Sejak awal penangkapan, "framing media" yang dipropagandakan aparatur kepolisian mengarahkan saya dan beberapa kawan saya lainnya, Jumhur Hidayat dan Anton Permana, yang saat ini sedang di sidang di Pengadilan Negeri Jakarta Selatan, serta beberapa elemen yang dikaitkan juga sebagai bagian dari Koalisi Aksi Menyelamatkan Indonesia (KAMI), adalah penanggung jawab kerusuhan yang berbau SARA (Suku, Agama, Ras dan Antar Golongan), pada tanggal 8 Oktober 2020, pada aksi rakyat menentang Omnibus Law RUU Ciptaker.
Sebagai aktivis mahasiswa yang dulu di penjara oleh rezim militer Orde Baru dan dipecat dari ITB, insting saya mengetahui pola ini adalah pola yang sama dari sebuah rezim yang mengalami kemunduran demokrasi. Selalu mencari kambing hitam.
Kemunduran demokrasi kita sudah dibahas para Indonesianis, khususnya di Australia, dan bahkan beberapa hari lalu dirilis oleh kementerian luar negeri Amerika Serikat. Ini dapat membahayakan nasib bangsa kita, dikucilkan dari pergaulan internasional. Apalagi posisi Indonesia saat ini sedang meminta negara lain, yakni Myanmar, anggota ASEAN, untuk menjalankan demokrasi di sana.
Demokrasi yang ada saat ini berasal dari reformasi politik 1998. Ketika Suharto tumbang. Bukan karena kita diajarin barat tentang demokrasi ataupun demokrasi yang banyak kalangan ummat Islam masih menganggapnya juga demikian, yakni faham liberalisme. Namun, bagi saya atau Sayyid Qutb dahulu di penjara Mesir atau Sukarno dan Hatta di Penjara Belanda dan Boven Digul, Syahrir, dan lain-lain di masa penjajahan atau Buya Hamka di masa Orde Lama, atau yang dipenjara Orde Baru Hariman Siregar dan sahabatku Jumhur Hidayat (yang ibunya menderita) dan lain-lainnya, makna kebebasan dan demokrasi sangat dijiwai.
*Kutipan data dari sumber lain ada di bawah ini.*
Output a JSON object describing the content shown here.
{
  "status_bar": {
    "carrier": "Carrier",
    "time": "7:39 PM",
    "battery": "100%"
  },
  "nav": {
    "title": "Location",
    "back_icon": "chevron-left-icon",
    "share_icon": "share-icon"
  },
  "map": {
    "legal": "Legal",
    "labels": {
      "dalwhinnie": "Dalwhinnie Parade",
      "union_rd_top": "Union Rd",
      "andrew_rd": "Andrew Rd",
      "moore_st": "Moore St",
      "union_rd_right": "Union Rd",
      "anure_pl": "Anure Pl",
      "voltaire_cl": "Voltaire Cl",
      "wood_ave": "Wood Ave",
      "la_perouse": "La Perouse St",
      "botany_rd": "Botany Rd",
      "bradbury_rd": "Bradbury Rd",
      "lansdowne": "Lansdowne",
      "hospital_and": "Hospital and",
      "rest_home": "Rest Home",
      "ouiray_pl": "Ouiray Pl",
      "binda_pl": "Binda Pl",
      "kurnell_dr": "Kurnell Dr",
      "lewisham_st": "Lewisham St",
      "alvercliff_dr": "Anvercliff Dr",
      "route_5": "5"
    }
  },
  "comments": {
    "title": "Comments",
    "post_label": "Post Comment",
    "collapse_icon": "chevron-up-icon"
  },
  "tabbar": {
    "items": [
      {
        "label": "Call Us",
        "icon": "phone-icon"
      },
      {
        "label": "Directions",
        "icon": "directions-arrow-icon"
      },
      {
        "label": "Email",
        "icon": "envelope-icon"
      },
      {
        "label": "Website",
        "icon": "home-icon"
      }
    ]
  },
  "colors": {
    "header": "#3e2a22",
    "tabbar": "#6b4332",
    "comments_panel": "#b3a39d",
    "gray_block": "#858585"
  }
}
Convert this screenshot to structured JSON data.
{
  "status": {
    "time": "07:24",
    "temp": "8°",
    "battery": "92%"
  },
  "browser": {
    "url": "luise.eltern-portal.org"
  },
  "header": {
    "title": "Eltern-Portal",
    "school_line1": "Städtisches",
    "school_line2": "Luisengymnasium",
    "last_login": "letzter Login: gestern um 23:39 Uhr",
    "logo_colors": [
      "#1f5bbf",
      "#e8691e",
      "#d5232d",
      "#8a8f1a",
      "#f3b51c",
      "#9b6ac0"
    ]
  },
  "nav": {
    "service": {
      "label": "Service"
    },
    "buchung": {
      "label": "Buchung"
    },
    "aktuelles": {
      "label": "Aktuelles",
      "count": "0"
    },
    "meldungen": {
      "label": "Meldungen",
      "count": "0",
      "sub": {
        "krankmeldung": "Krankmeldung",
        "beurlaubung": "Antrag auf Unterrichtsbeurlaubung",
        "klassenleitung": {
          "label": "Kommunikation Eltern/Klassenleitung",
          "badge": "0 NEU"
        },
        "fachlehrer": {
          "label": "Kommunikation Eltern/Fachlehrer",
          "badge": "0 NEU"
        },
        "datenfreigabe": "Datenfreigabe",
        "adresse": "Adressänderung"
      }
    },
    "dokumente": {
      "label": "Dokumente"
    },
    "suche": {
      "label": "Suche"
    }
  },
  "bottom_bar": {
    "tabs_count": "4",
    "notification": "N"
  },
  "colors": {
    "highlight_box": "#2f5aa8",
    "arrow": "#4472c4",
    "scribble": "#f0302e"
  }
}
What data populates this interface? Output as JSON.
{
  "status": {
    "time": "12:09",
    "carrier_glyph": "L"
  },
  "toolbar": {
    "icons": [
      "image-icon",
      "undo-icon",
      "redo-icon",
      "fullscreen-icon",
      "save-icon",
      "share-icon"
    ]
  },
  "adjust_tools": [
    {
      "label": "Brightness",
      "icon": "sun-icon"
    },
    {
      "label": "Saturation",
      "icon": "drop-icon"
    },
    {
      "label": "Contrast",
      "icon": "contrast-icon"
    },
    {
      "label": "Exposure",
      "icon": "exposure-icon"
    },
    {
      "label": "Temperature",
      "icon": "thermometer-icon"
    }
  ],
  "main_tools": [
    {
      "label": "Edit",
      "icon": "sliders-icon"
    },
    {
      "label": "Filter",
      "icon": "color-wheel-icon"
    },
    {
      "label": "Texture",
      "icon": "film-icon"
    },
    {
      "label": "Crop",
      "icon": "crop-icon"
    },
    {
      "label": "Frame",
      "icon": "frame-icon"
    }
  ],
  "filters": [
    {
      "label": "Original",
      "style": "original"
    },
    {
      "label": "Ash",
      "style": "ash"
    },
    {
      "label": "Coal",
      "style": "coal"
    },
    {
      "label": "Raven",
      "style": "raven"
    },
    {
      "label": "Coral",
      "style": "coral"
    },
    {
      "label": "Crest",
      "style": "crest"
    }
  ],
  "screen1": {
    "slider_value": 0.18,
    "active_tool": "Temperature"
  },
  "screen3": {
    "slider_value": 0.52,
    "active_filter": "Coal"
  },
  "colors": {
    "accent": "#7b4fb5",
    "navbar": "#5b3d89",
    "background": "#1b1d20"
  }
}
Kami yang pernah di penjara Orde Baru mengerti benar demokrasi itu apa. Kami menghargai benar kebebasan manusia itu. Kami mengerti benar menghormati perbedaan.
Reformasi politik 98 yang menghantarkan demokrasi di Indonesia itu mempunyai impian luhur bahwa dengan jalan demokrasi kita akan mempercepat tercapainya kemakmuran dan kesejahteraan seluruh rakyat Indonesia. Sebuah jalan Indonesia berkeadilan. Ini bukan impian kosong, ini ilmiah! Karena memang ada korelasi yang sangat tegas dan kuat antara demokrasi, keadilan dan kesejahteraan.
Negara-negara yang menjalankan roda pemerintahannya secara demokratis seIalu menjadi negara-negara dengan kesejahteraan tertinggi di dunia, rakyatnya paling bahagia di dunia. Indeks demokrasi yang di keluarkan setiap tahun oleh The Economist selalu menunjukkan hal itu, menempatkan Finlandia, Norwegia, Selandia Baru, Irlandia, Swedia, Denmark dan Eslandia sebagai negara teratas dengan indeks demokrasi tertinggi di dunia.
Memang ternyata di negara-negara tersebut rakyatnya paling sejahtera di dunia, paling bahagia di dunia.Impian Reformasi Mahasiswa 98 itu bukan pula ingin menjadikan rakyat tinggal duduk berpangku tangan lalu negara mencekoki mulut-mulut lapar mereka. Salah besar itu. Pelajaran kuno tentang demokrasi menyatakan: from the people, by the people and for the people.
Suharto mengaku dari rakyat, dan setiap kebijakannya selalu mengatasnamakan rakyat dan ditujukan untuk rakyat. Namun semuanya adalah semu. Suharto memang membuat pemilu rutin dan ada DPR. Namun, karena menjalankan pemilu 5 tahunan bukan lalu berarti demokrasi ada. Menghidupkan DPR bukanlah bukti demokrasi sudah ada. Demokrasi akan ada jika pembagian kekuasaan eksekutif, yudikatif dan legislatif beriringan dengan kebebasan individual dan kelompok masyarakat berserikat, berkumpul dan menyatakan pendapat.
Di zaman Suharto memimpin pulalah di Indonesia terbentuk konglomerasi-kongomerasi bisnis yang massif yang mana mereka-mereka inilah yang tadinya diharapkan menjadi Bapak Angkat Pengusaha Kecil dari strategi "trickle down effect".